Updated 5:43 p.m. ET
(CBS News) Family members of the victims in last month's Colorado theater shooting went public with their anger Tuesday afternoon over how a coalition was handling $5 million raised in their names.
Speaking on behalf of relatives of the 12 people shot to death and 58 injured at the midnight screening on July 20, Tom Teves - father of victim Alex Teves - accused nonprofits Giving First and the Colorado Organization for Victims Assistance (COVA) of poor leadership and politics that has prevented them from having a say in how the money is distributed."This is the worst thing that has ever happened in any of our lives. All of our loved ones are either dead, injured," said Teves. "They never maybe the same again, and we have to stand up and fight for the money that say Warner Brothers gave in our behalf. You, everybody that I've spoken to said 'We can't comprehend how you're feeling'. Guess what? You're right. You can't comprehend how we're feeling."
Of the just over $5 million that has been raised by the Aurora Victims Relief fund, $450,000 has been distributed, according to the Community First Foundation website.

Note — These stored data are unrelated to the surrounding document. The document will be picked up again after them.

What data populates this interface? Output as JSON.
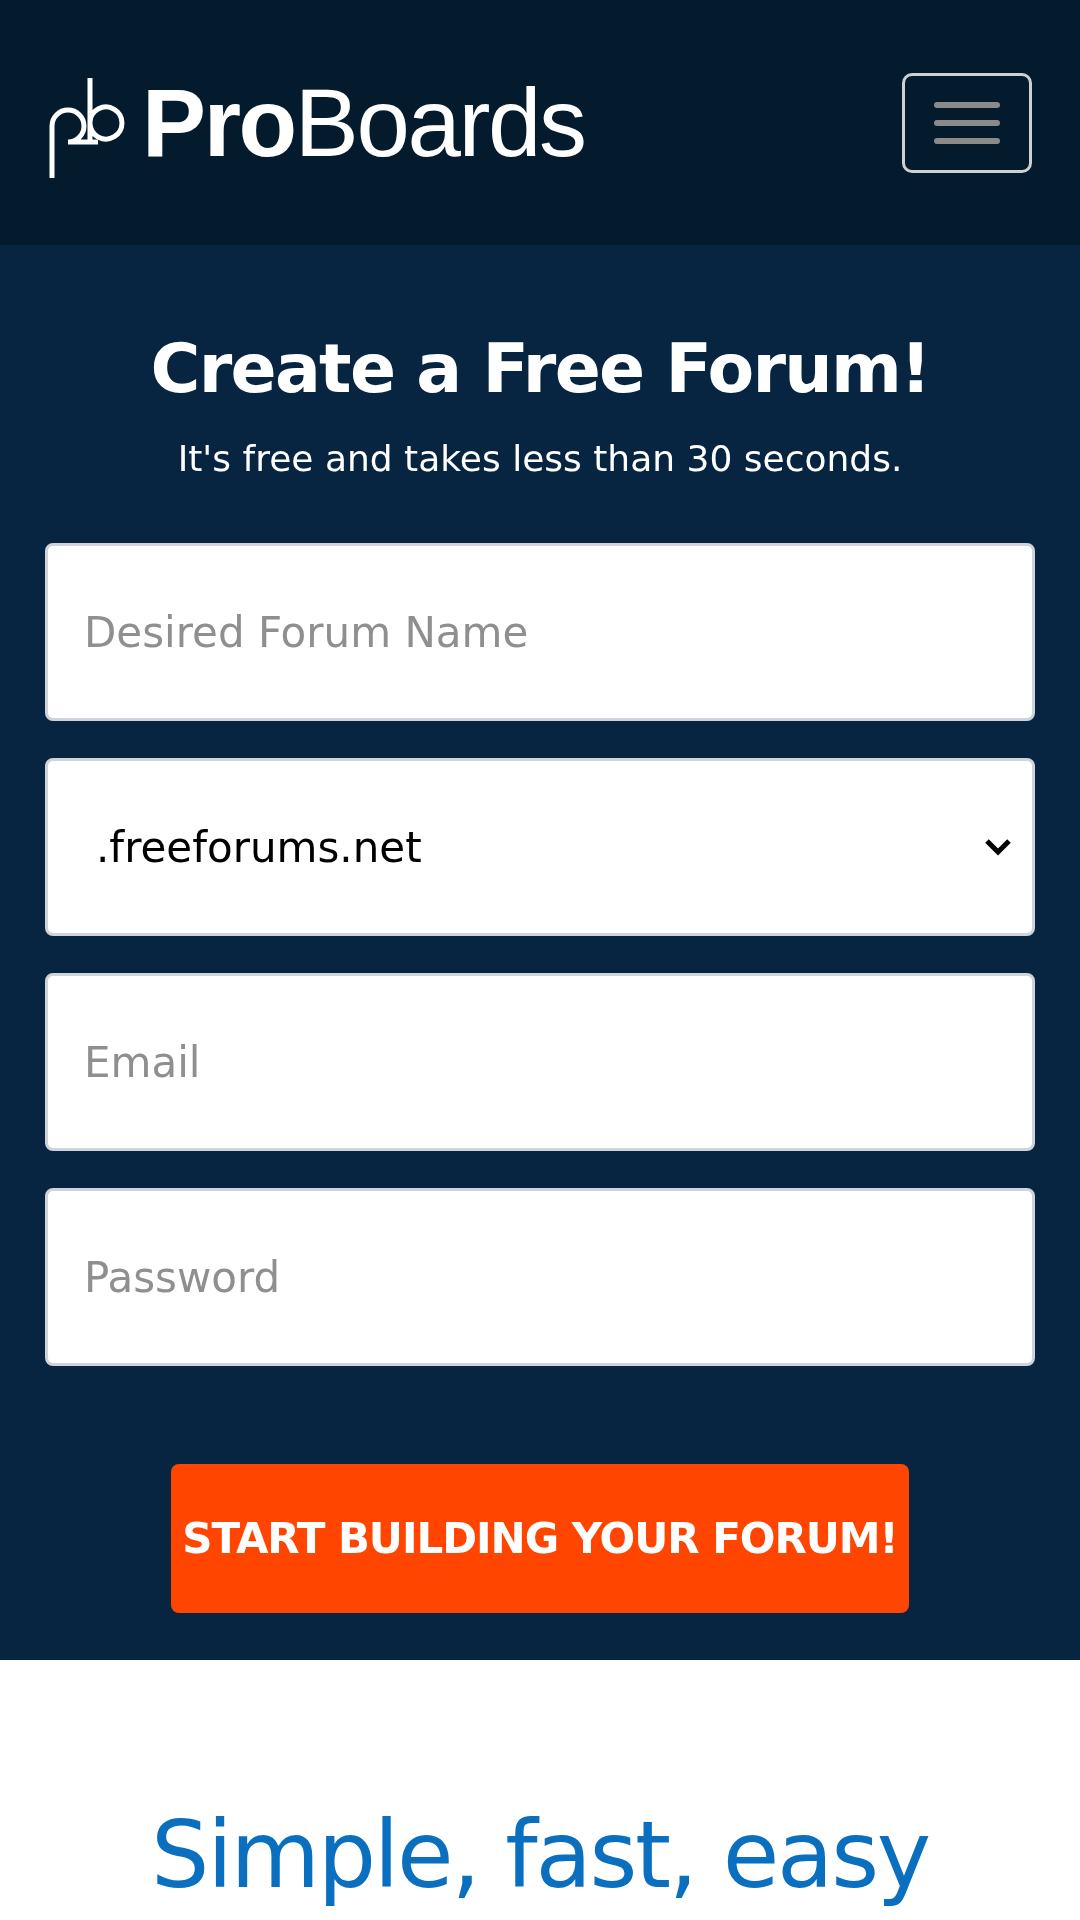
{
  "header": {
    "logo_text": "**Pro**Boards"
  },
  "hero": {
    "title": "Create a Free Forum!",
    "subtitle": "It's free and takes less than 30 seconds.",
    "fields": [
      {
        "kind": "input",
        "placeholder": "Desired Forum Name"
      },
      {
        "kind": "select",
        "value": ".freeforums.net"
      },
      {
        "kind": "input",
        "placeholder": "Email"
      },
      {
        "kind": "password",
        "placeholder": "Password"
      }
    ],
    "submit": "START BUILDING YOUR FORUM!"
  },
  "section": {
    "heading": "Simple, fast, easy"
  }
}
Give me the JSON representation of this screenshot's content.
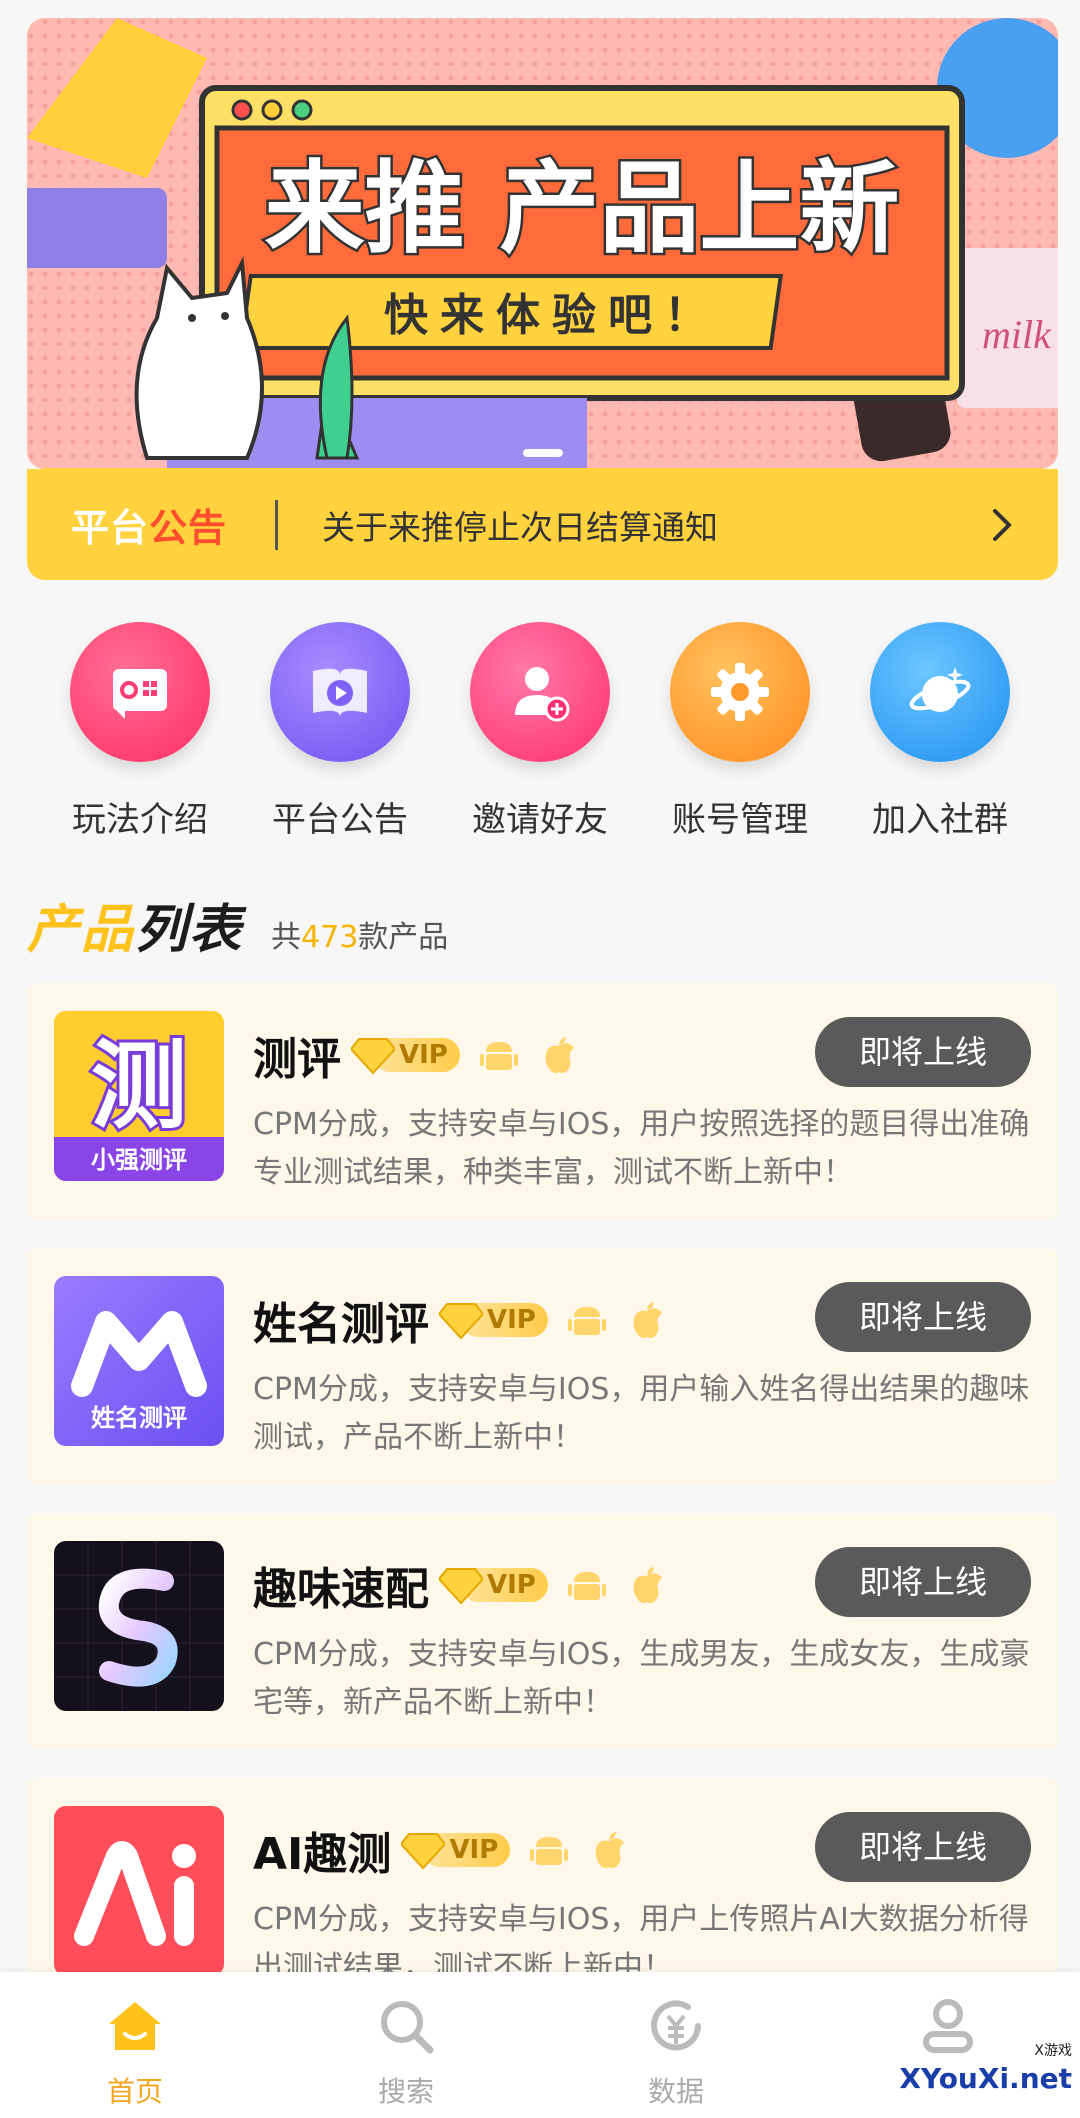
{
  "banner": {
    "headline": "来推 产品上新",
    "subline": "快来体验吧！",
    "milk_label": "milk"
  },
  "notice": {
    "tag_part1": "平台",
    "tag_part2": "公告",
    "text": "关于来推停止次日结算通知"
  },
  "menu": [
    {
      "label": "玩法介绍",
      "icon": "guide-icon",
      "color": "#ff3f73"
    },
    {
      "label": "平台公告",
      "icon": "video-book-icon",
      "color": "#8a6cff"
    },
    {
      "label": "邀请好友",
      "icon": "invite-user-icon",
      "color": "#ff4b85"
    },
    {
      "label": "账号管理",
      "icon": "gear-icon",
      "color": "#ff9f2e"
    },
    {
      "label": "加入社群",
      "icon": "planet-icon",
      "color": "#32a8ff"
    }
  ],
  "list": {
    "title_part1": "产品",
    "title_part2": "列表",
    "count_prefix": "共",
    "count": "473",
    "count_suffix": "款产品"
  },
  "products": [
    {
      "name": "测评",
      "vip": "VIP",
      "desc": "CPM分成，支持安卓与IOS，用户按照选择的题目得出准确专业测试结果，种类丰富，测试不断上新中！",
      "button": "即将上线",
      "logo_char": "测",
      "logo_sub": "小强测评"
    },
    {
      "name": "姓名测评",
      "vip": "VIP",
      "desc": "CPM分成，支持安卓与IOS，用户输入姓名得出结果的趣味测试，产品不断上新中！",
      "button": "即将上线",
      "logo_char": "M",
      "logo_sub": "姓名测评"
    },
    {
      "name": "趣味速配",
      "vip": "VIP",
      "desc": "CPM分成，支持安卓与IOS，生成男友，生成女友，生成豪宅等，新产品不断上新中！",
      "button": "即将上线",
      "logo_char": "S"
    },
    {
      "name": "AI趣测",
      "vip": "VIP",
      "desc": "CPM分成，支持安卓与IOS，用户上传照片AI大数据分析得出测试结果，测试不断上新中！",
      "button": "即将上线",
      "logo_char": "Ai"
    }
  ],
  "tabs": [
    {
      "label": "首页",
      "icon": "home-icon",
      "active": true
    },
    {
      "label": "搜索",
      "icon": "search-icon"
    },
    {
      "label": "数据",
      "icon": "yuan-data-icon"
    },
    {
      "label": "",
      "icon": "user-icon"
    }
  ],
  "watermark": {
    "sub": "X游戏",
    "main": "XYouXi.net"
  }
}
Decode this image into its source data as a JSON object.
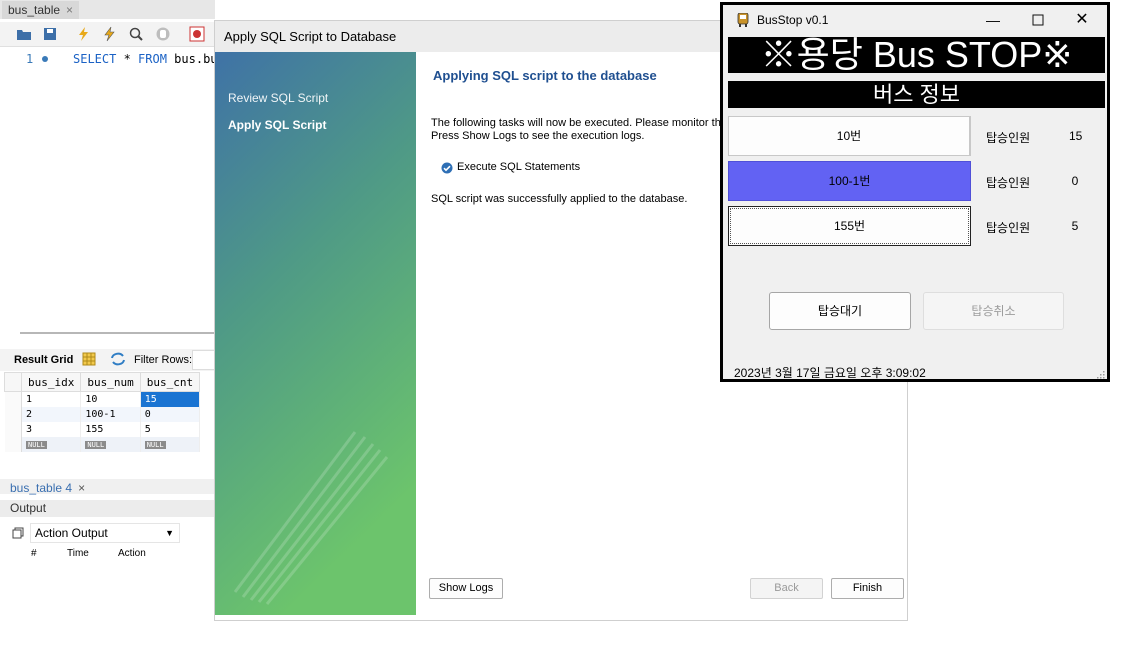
{
  "workbench": {
    "tab": "bus_table",
    "line_number": "1",
    "sql": {
      "select": "SELECT",
      "rest": " * ",
      "from": "FROM",
      "table": " bus.bus"
    },
    "result_grid_label": "Result Grid",
    "filter_label": "Filter Rows:",
    "grid": {
      "columns": [
        "bus_idx",
        "bus_num",
        "bus_cnt"
      ],
      "rows": [
        [
          "1",
          "10",
          "15"
        ],
        [
          "2",
          "100-1",
          "0"
        ],
        [
          "3",
          "155",
          "5"
        ]
      ],
      "null_label": "NULL"
    },
    "tab2": "bus_table 4",
    "output_header": "Output",
    "output_select": "Action Output",
    "output_columns": [
      "#",
      "Time",
      "Action"
    ]
  },
  "dialog": {
    "title": "Apply SQL Script to Database",
    "steps": [
      "Review SQL Script",
      "Apply SQL Script"
    ],
    "heading": "Applying SQL script to the database",
    "info_line1": "The following tasks will now be executed. Please monitor the",
    "info_line2": "Press Show Logs to see the execution logs.",
    "task": "Execute SQL Statements",
    "success": "SQL script was successfully applied to the database.",
    "buttons": {
      "show_logs": "Show Logs",
      "back": "Back",
      "finish": "Finish"
    }
  },
  "busstop": {
    "window_title": "BusStop v0.1",
    "banner": "※용당 Bus STOP※",
    "subbanner": "버스 정보",
    "buses": [
      {
        "label": "10번",
        "board_label": "탑승인원",
        "count": "15"
      },
      {
        "label": "100-1번",
        "board_label": "탑승인원",
        "count": "0"
      },
      {
        "label": "155번",
        "board_label": "탑승인원",
        "count": "5"
      }
    ],
    "wait_button": "탑승대기",
    "cancel_button": "탑승취소",
    "datetime": "2023년 3월 17일 금요일 오후 3:09:02",
    "colors": {
      "selected_bus": "#6262f3",
      "banner_bg": "#000000"
    }
  }
}
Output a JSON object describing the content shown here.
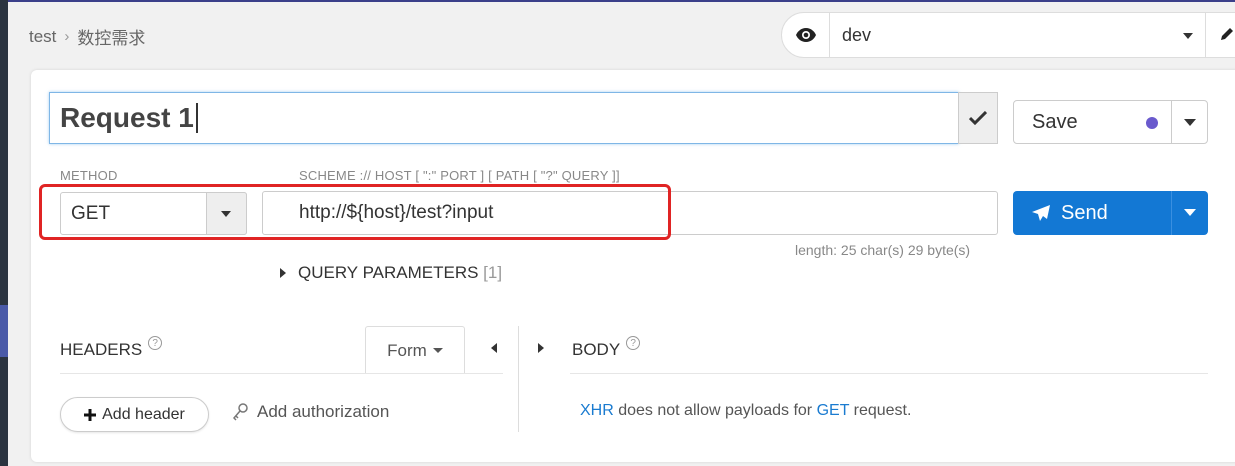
{
  "breadcrumb": {
    "project": "test",
    "page": "数控需求"
  },
  "environment": {
    "name": "dev",
    "eye_icon": "eye-icon",
    "edit_icon": "pencil-icon"
  },
  "request": {
    "title": "Request 1",
    "save_label": "Save",
    "method_label": "METHOD",
    "method": "GET",
    "url_hint": "SCHEME :// HOST [ \":\" PORT ] [ PATH [ \"?\" QUERY ]]",
    "url": "http://${host}/test?input",
    "send_label": "Send",
    "length_info": "length: 25 char(s) 29 byte(s)"
  },
  "query_params": {
    "label": "QUERY PARAMETERS",
    "count": "[1]"
  },
  "headers": {
    "label": "HEADERS",
    "help": "?",
    "form_label": "Form",
    "add_header_label": "Add header",
    "add_auth_label": "Add authorization"
  },
  "body": {
    "label": "BODY",
    "help": "?",
    "msg_xhr": "XHR",
    "msg_mid": " does not allow payloads for ",
    "msg_method": "GET",
    "msg_end": " request."
  },
  "colors": {
    "primary": "#1378d4",
    "highlight_border": "#e02424",
    "unsaved_dot": "#6a5acd"
  }
}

Of that, $350,000 went to COVA in order to give $5,000 to each of the 70 victims' families. The leftover $100,000 was distributed to 10 nonprofits.
The families gave accounts of behind-the-scenes red tape and bureaucracy they have endured since a gunman dressed in body armor and a mask opened fire at a crowded movie theater in Aurora.
Alex Teves, 24, was killed while protecting his girlfriend. His father expressed frustration with how Giving First used the pictures of murdered loved ones without permission to reel in money that hasn't reached the victims' families. He also called on Colorado Gov. John Hickenlooper to do more to help them.
"You pledged 12 times, 'We will remember.' Are you a man of your words? Or were they just words?" he said.
A spokesperson from Hickenlooper's office said a meeting with victims' families and the 7/20 Recovery Committee is scheduled Friday and more money from donations is on its way to those families."Everyone involved is trying to do the right thing in a very difficult situation," said spokesperson Eric Brown. "We understand the frustration shared today by victims' families. That's why we have been advocating for them to have a greater voice in the process. We have also actively supported the 7/20 Recovery Committee to improve communication and the ongoing distribution of assistance."
Among the teary-eyed people on stage were those who lost loved ones and others who were taking care of their injured sons and daughters. Relatives said they needed the money for things like paying for travel to Aurora, to help pay the bills when victims were unable to work and medical expenses.
"Nobody's trying to get rich," said the mother of Jorell Brooks, who was shot during the rampage. "We just want to be able to get through this thing with some sort of dignity."
Marla Williams, president and CEO of the Community First Foundation, said the committee is doing its best to reach out to victims, but communication has been difficult due to a court order sealing documents. She also said the committee is working to add a representative of the victims' families.
"I appreciate the frustration," Williams said. "Given the circumstances, I'm not sure [the process of distributing funds] could have moved a whole lot faster."
The suspect in the shooting, 24-year-old James Eagan Holmes, is charged with murder and attempted murder and two other counts.
Police said Holmes was heavily armed when he opened fire on the audience in a packed theater in the Denver suburb of Aurora during a showing of the latest Batman movie.
Holmes is being held without bail and has not entered a plea. Defense lawyers have said he is mentally ill.
At the press conference, the victims' families also expressed frustration about how Holmes was getting more attention in the media than the victims were. Teves only referred to him once, calling him "the coward."